Mais dès que la porte s'est ouverte, toutes mes illusions se sont effondrées.

Le premier choc fut l'odeur : un mélange écœurant de parfum sucré bon marché, de nourriture avariée et de sueur. Le deuxième, ce fut le chaos. L'appartement ressemblait à un champ de bataille. Des vêtements traînaient partout : des soutiens-gorge accrochés aux chaises, des chaussettes éparpillées sur le sol, des emballages de nourriture vides jonchant les tables, et des piles de vaisselle crasseuse entassées dans l'évier. Une odeur rance flottait autour de tout cela, comme si la pièce elle-même avait abandonné toute dignité.

« Bienvenue chez moi ! » s'exclama Jena (le faux nom de cette célébrité) en entrant, son sac à main glissant de son épaule pour rejoindre le désordre ambiant.

Elle se dandina jusqu'à un canapé, écartant quelques magazines pour s'y affaler. Son sourire radieux était le même que celui qu'elle arborait dans ses vidéos, mais il semblait plus mécanique, presque forcé.

Elle était affalée sur le canapé, les jambes croisées, son téléphone à la main. Elle portait un t-shirt beaucoup trop serré qui soulignait outrageusement sa poitrine, et un short si court qu'il révélait presque tout. Sa chevelure parfaitement coiffée contrastait cruellement avec l'état de l'appartement. Ses lèvres étirées dans un sourire mécanique trahissaient ce masque qu'elle portait constamment dans ses vidéos.

Je restai debout dans l'entrée, mon sac à la main, incapable de dire un mot. Elle ne se donna même pas la peine de me présenter l'appartement.

« Bon, écoute, » dit-elle, d'un ton désinvolte. « Ton coin, c'est là-bas. »
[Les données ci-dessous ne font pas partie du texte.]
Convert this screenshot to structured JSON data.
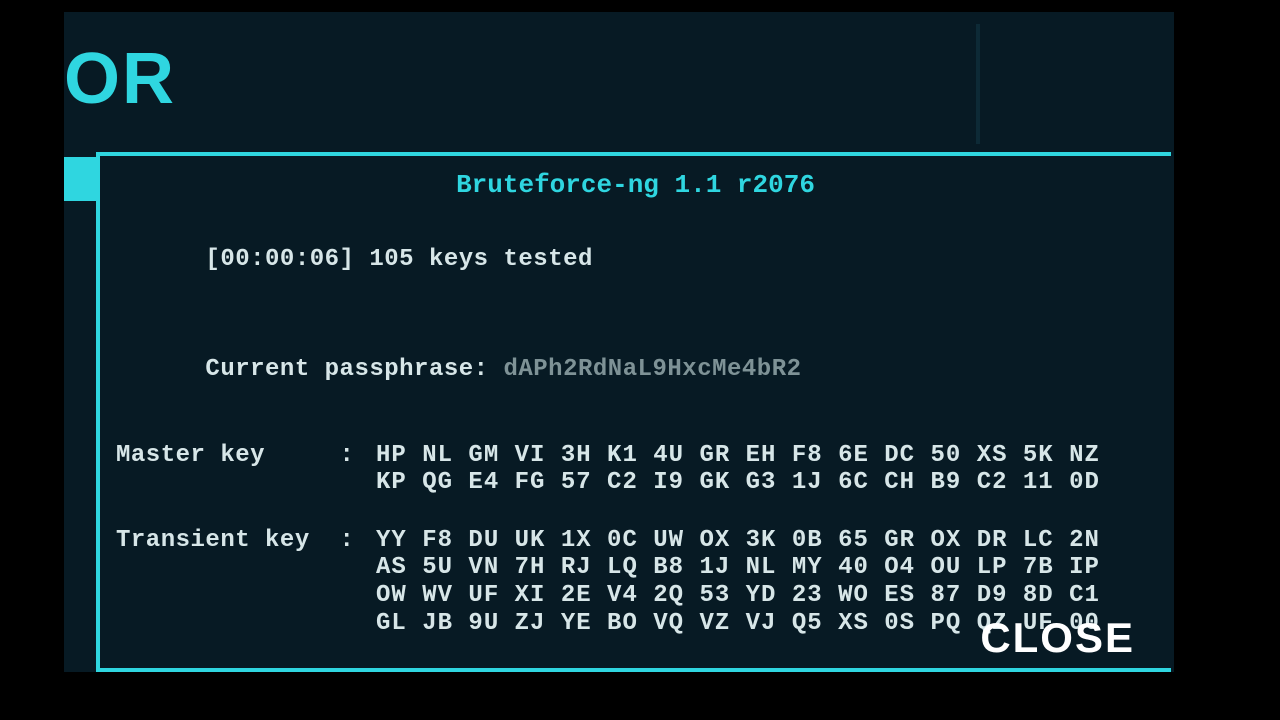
{
  "logo_fragment": "OR",
  "panel": {
    "title": "Bruteforce-ng 1.1 r2076",
    "elapsed": "[00:00:06]",
    "keys_tested": "105 keys tested",
    "passphrase_label": "Current passphrase: ",
    "passphrase_value": "dAPh2RdNaL9HxcMe4bR2",
    "master_key_label": "Master key     : ",
    "master_key_rows": [
      "HP NL GM VI 3H K1 4U GR EH F8 6E DC 50 XS 5K NZ",
      "KP QG E4 FG 57 C2 I9 GK G3 1J 6C CH B9 C2 11 0D"
    ],
    "transient_key_label": "Transient key  : ",
    "transient_key_rows": [
      "YY F8 DU UK 1X 0C UW OX 3K 0B 65 GR OX DR LC 2N",
      "AS 5U VN 7H RJ LQ B8 1J NL MY 40 O4 OU LP 7B IP",
      "OW WV UF XI 2E V4 2Q 53 YD 23 WO ES 87 D9 8D C1",
      "GL JB 9U ZJ YE BO VQ VZ VJ Q5 XS 0S PQ QZ UF 00"
    ],
    "close_label": "CLOSE"
  }
}
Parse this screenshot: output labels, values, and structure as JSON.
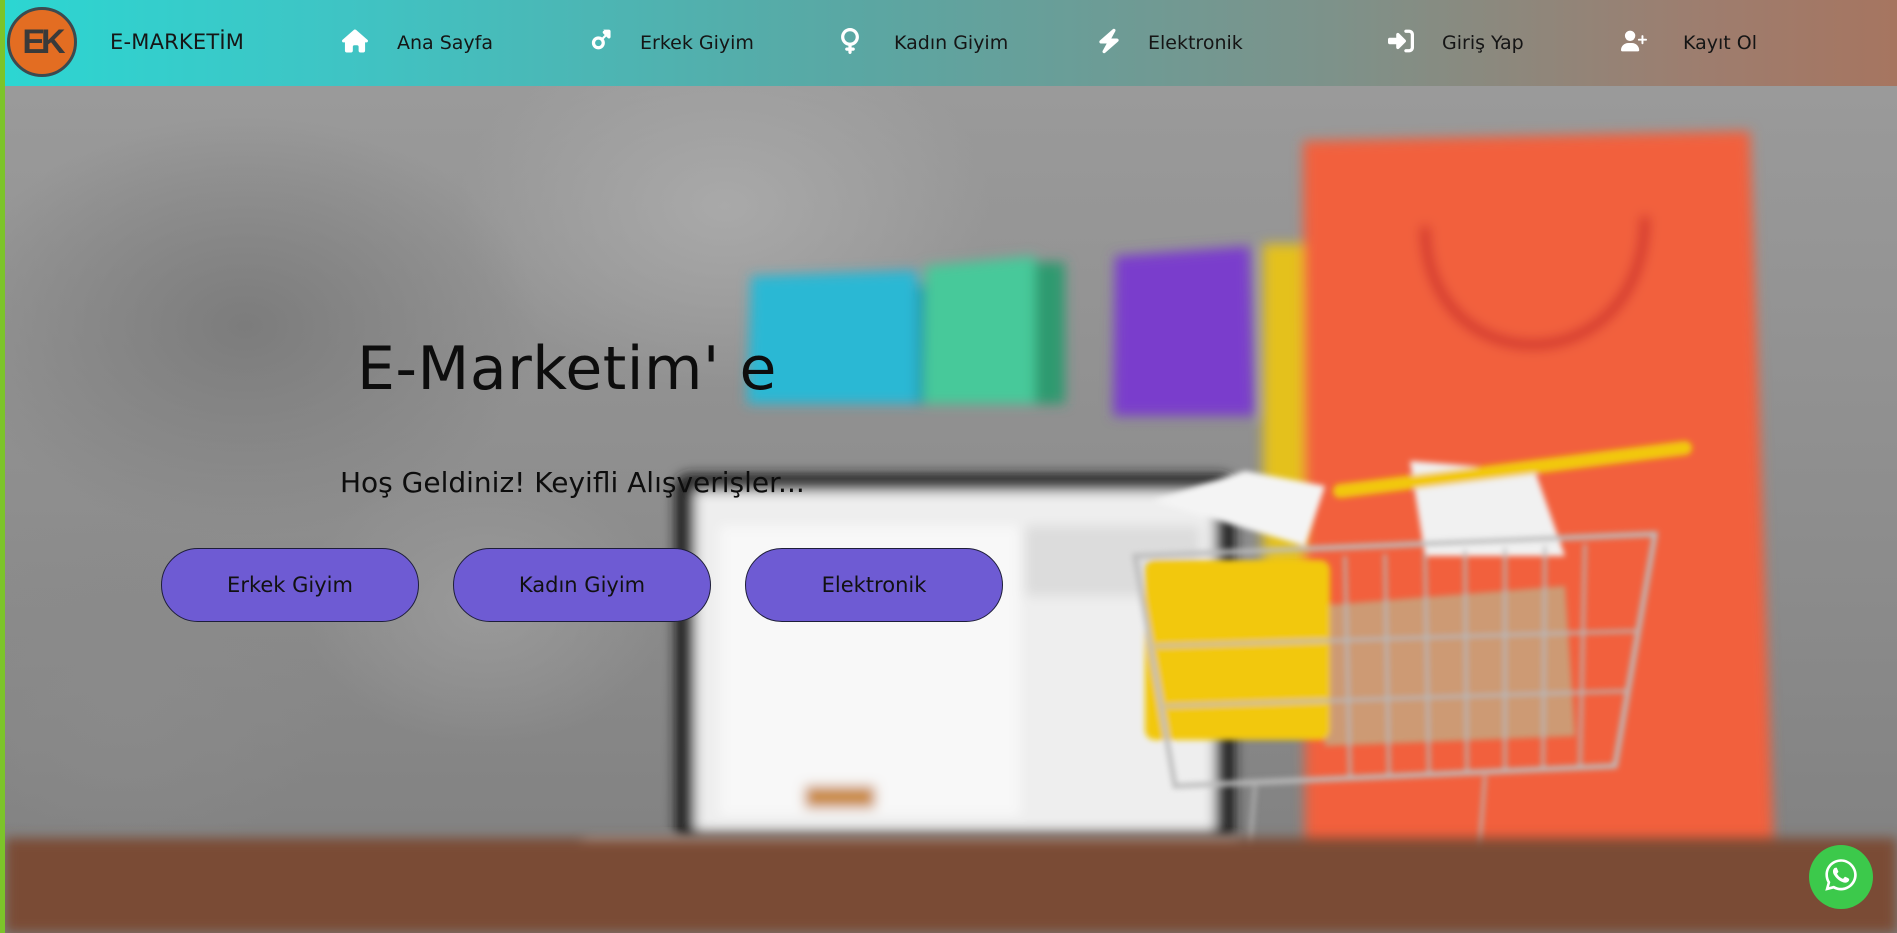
{
  "brand": {
    "logo_text": "EK",
    "name": "E-MARKETİM"
  },
  "nav": {
    "items": [
      {
        "label": "Ana Sayfa",
        "icon": "home-icon"
      },
      {
        "label": "Erkek Giyim",
        "icon": "mars-icon"
      },
      {
        "label": "Kadın Giyim",
        "icon": "venus-icon"
      },
      {
        "label": "Elektronik",
        "icon": "bolt-icon"
      },
      {
        "label": "Giriş Yap",
        "icon": "sign-in-icon"
      },
      {
        "label": "Kayıt Ol",
        "icon": "user-plus-icon"
      }
    ]
  },
  "hero": {
    "title": "E-Marketim' e",
    "subtitle": "Hoş Geldiniz! Keyifli Alışverişler...",
    "buttons": [
      {
        "label": "Erkek Giyim"
      },
      {
        "label": "Kadın Giyim"
      },
      {
        "label": "Elektronik"
      }
    ]
  },
  "floating": {
    "whatsapp_icon": "whatsapp-icon"
  },
  "colors": {
    "nav_gradient_start": "#2cd6d2",
    "nav_gradient_end": "#a67560",
    "logo_bg": "#e36d22",
    "button_bg": "#6e5bd3",
    "whatsapp_bg": "#3cc94b"
  }
}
Je fixais l'endroit qu'elle avait désigné. C'était un rectangle de sol entre la table basse et une pile de vêtements sales. Le contraste était frappant avec ma vision fantasmée de la vie de star. Jena, la célébrité mondialement connue, vivait dans un désordre total. Mais dans un coin de la pièce, un espace soigneusement aménagé tranchait avec le reste : une lumière douce, une caméra posée sur un trépied, et un décor minimaliste mais impeccable, fait de fausses plantes et d'une chaise en velours.

« Mon coin ? » demandai-je, incrédule.

Elle éclata de son rire nerveux et faux, celui que j'avais déjà entendu dans ses vidéos. « Bah oui. T'espérais quoi, un lit king-size ? C'est ici que tu dors. Moi, j'ai le canapé. »

Je fixai le tapis, serrant les poings. Une colère sourde montait en moi, mais je la réprimai. Je n'avais pas le choix.

« Et puis, » continua-t-elle, en se redressant légèrement pour se pencher vers moi, son t-shirt s'ouvrant un peu plus, « si tu veux rester ici, va falloir te rendre utile. Symbole m'a dit que je devais t'aider à devenir connu, mais franchement, ça va être chiant. Alors, commence par ranger un peu. Regarde ce bordel. »

Elle agita la main comme pour désigner l'appartement entier.

Je restai immobile, choqué par son ton et son attitude.

« Allez, hop hop, » ajouta-t-elle, en attrapant un soutien-gorge qu'elle lança négligemment dans ma direction. « Fais-toi une place. Et commence par mes chaussettes. Elles traînent partout. »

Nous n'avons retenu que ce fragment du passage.